Northern Ireland has effectively been without a government since February last year, when the Democratic Unionist Party, driven by its opposition to the Northern Ireland Protocol, triggered the collapse of devolved government.
The Northern Irish government had pledged a “full review” of higher education, but the delay in starting the review caused by the lack of functioning executive is already damaging the sector, said Ian Greer, president and vice-chancellor of Queen’s University Belfast.
A growing funding crisis in the country has sparked fears that the Department for the Economy’s budget for further and higher education could be cut by almost 20 per cent in 2023-24.
Speaking to Times Higher Education during the recent conference hosted by Queen’s to mark the 25th anniversary of the Good Friday Agreement, Professor Greer said there were some “determined leavers” in Northern Ireland who wanted to study in Great Britain, but many other young people felt that they had to because they could not get a place at Queen’s or Ulster University, causing a brain drain.
“Fundamentally for the students in NI, we need a new funding model, and we need the government to look at the various options to do that,” he added.
He said Queen’s would be happy to work with any model that the government decides, but gave some possible examples – the Scottish approach of free tuition at the point of access, the English model funded by student loans, or Northern Ireland’s current hybrid model.
“The important thing in any funding model in Northern Ireland, or indeed elsewhere, is to make sure that you look after the widening participation students and the disadvantaged,” Professor Greer said. “We believe we should perhaps even be reducing fees for these students.”
He added: “We think we need a proper analysis and debate to allow the people of NI to decide what way they want to go, because the current system is displacing significant numbers of students from our population, leading to a skills shortage for the economy and costing the families who have to go to GB more money.”
Complicating matters further are recent estimates from Ucas that forecast a 20 per cent rise in the number of school-leavers from Northern Ireland seeking a university place by the end of the decade – a larger increase than in Scotland or Wales.
Queen’s calculates that in order to simply match the current level of higher education provision in Northern Ireland to the growing population, the country would require an additional 5,000 places by 2030.
“If we don’t address the problem, what we’ll see is a worsening of the problem and we’ll see a bigger brain drain, potentially losing our highly skilled people to other parts of the UK,” said Professor Greer.
“We’ll see our universities being disadvantaged compared to our English peers, and we’ll see our economy suffering.
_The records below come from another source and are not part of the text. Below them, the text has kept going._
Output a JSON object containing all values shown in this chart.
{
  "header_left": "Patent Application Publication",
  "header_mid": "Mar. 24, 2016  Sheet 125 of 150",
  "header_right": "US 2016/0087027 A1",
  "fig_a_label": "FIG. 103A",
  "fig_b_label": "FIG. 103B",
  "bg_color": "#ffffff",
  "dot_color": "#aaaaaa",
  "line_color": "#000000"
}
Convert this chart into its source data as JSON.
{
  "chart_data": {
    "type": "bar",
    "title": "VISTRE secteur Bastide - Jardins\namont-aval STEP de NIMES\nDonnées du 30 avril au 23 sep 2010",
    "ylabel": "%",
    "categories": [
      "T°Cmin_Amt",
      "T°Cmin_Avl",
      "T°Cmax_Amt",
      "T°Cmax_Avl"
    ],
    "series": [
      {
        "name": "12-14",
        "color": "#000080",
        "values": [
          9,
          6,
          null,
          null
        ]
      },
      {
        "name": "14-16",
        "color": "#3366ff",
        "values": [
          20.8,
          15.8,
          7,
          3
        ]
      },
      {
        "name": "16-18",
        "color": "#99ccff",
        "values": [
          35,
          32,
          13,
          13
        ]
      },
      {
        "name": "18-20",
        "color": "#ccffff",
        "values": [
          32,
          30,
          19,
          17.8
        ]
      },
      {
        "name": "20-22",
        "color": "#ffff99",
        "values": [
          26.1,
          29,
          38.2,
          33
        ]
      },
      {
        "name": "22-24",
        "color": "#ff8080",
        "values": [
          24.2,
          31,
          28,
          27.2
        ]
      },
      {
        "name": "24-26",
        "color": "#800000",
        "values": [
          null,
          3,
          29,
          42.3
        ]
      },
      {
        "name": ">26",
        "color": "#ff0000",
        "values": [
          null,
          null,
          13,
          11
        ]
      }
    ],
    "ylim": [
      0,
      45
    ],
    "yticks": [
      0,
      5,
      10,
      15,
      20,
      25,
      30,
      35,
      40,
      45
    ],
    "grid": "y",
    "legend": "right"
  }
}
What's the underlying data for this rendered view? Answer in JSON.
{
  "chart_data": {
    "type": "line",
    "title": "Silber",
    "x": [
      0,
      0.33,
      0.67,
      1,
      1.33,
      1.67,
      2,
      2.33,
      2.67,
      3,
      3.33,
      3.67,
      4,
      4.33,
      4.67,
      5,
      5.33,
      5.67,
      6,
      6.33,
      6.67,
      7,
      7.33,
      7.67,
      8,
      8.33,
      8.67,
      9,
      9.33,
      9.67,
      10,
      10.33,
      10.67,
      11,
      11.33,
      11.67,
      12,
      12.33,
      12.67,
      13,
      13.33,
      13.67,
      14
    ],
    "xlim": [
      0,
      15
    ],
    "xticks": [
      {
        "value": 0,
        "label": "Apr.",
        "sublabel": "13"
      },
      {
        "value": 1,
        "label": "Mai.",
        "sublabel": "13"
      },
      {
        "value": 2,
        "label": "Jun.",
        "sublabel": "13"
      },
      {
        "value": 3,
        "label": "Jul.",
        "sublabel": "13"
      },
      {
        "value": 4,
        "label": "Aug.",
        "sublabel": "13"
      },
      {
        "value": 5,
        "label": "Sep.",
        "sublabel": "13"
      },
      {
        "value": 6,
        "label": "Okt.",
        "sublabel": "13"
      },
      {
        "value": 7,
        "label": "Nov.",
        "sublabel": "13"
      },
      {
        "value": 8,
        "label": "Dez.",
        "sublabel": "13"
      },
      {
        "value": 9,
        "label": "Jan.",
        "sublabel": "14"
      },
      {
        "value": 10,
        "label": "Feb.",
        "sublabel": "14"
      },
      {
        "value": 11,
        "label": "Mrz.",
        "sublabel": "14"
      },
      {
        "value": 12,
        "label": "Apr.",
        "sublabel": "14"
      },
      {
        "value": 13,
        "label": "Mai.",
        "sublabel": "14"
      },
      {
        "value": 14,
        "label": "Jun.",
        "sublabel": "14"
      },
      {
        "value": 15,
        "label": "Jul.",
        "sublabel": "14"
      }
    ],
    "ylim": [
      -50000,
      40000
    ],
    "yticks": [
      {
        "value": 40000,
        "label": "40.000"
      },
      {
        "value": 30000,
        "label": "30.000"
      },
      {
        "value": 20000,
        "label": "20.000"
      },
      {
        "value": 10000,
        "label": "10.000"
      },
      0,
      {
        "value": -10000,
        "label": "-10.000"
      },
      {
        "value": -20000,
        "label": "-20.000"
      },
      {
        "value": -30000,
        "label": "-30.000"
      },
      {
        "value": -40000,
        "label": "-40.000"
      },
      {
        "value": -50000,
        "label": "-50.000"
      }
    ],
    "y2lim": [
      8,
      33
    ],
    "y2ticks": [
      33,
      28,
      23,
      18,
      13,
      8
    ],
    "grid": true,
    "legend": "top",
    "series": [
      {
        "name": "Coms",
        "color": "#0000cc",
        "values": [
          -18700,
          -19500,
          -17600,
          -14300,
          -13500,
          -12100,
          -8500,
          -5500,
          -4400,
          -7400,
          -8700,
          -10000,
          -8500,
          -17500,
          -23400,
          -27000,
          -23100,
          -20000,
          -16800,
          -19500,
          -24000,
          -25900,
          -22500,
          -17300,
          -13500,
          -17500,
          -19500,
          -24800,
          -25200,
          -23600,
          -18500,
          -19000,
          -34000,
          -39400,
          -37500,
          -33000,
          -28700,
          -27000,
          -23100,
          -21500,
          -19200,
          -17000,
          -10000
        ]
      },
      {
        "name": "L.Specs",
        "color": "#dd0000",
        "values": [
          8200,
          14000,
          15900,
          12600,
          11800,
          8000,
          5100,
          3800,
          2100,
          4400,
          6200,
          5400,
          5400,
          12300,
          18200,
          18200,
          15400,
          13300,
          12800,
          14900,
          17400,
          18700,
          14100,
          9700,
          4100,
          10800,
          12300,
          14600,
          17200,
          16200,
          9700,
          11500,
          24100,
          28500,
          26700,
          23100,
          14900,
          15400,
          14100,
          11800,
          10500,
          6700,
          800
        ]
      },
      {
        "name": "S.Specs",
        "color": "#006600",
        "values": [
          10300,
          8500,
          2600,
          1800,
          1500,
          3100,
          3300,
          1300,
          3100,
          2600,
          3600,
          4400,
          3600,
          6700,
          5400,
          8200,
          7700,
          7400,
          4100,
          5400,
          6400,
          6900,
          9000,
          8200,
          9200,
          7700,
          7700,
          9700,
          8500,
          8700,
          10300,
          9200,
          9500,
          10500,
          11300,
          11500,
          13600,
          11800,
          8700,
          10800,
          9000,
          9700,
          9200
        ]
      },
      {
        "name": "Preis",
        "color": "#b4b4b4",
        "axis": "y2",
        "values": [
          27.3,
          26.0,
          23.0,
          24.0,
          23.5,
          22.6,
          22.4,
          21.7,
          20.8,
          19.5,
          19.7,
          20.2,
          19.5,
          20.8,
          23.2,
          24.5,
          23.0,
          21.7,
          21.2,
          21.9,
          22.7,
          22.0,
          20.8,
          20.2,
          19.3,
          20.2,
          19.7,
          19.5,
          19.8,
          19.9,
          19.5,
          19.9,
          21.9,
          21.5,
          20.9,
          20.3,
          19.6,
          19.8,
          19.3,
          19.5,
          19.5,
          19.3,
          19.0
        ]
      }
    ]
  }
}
So doing nothing isn’t really an option.”
With no executive in place, the sector is only able to deal with short-term budgetary pressures and cannot take a strategic long-term view of higher education, Professor Greer said.
“We’re in limbo,” he added. “We drift from year to year without having a firm budgetary plan in our heads.”
For Northern Irish universities, performance in the Research Excellence Framework is not tied to quality-related (QR) funding as it is in England, but it is a fixed pot – another “anomaly” that Professor Greer would ask Stormont to look at if it were operational.
“The breakdown of the executive is not causing these problems, but it’s stopping them being addressed because you’ve got to have a government in place to address them,” he said.
“Our universities here have significant structural disadvantages the way we’re set up.”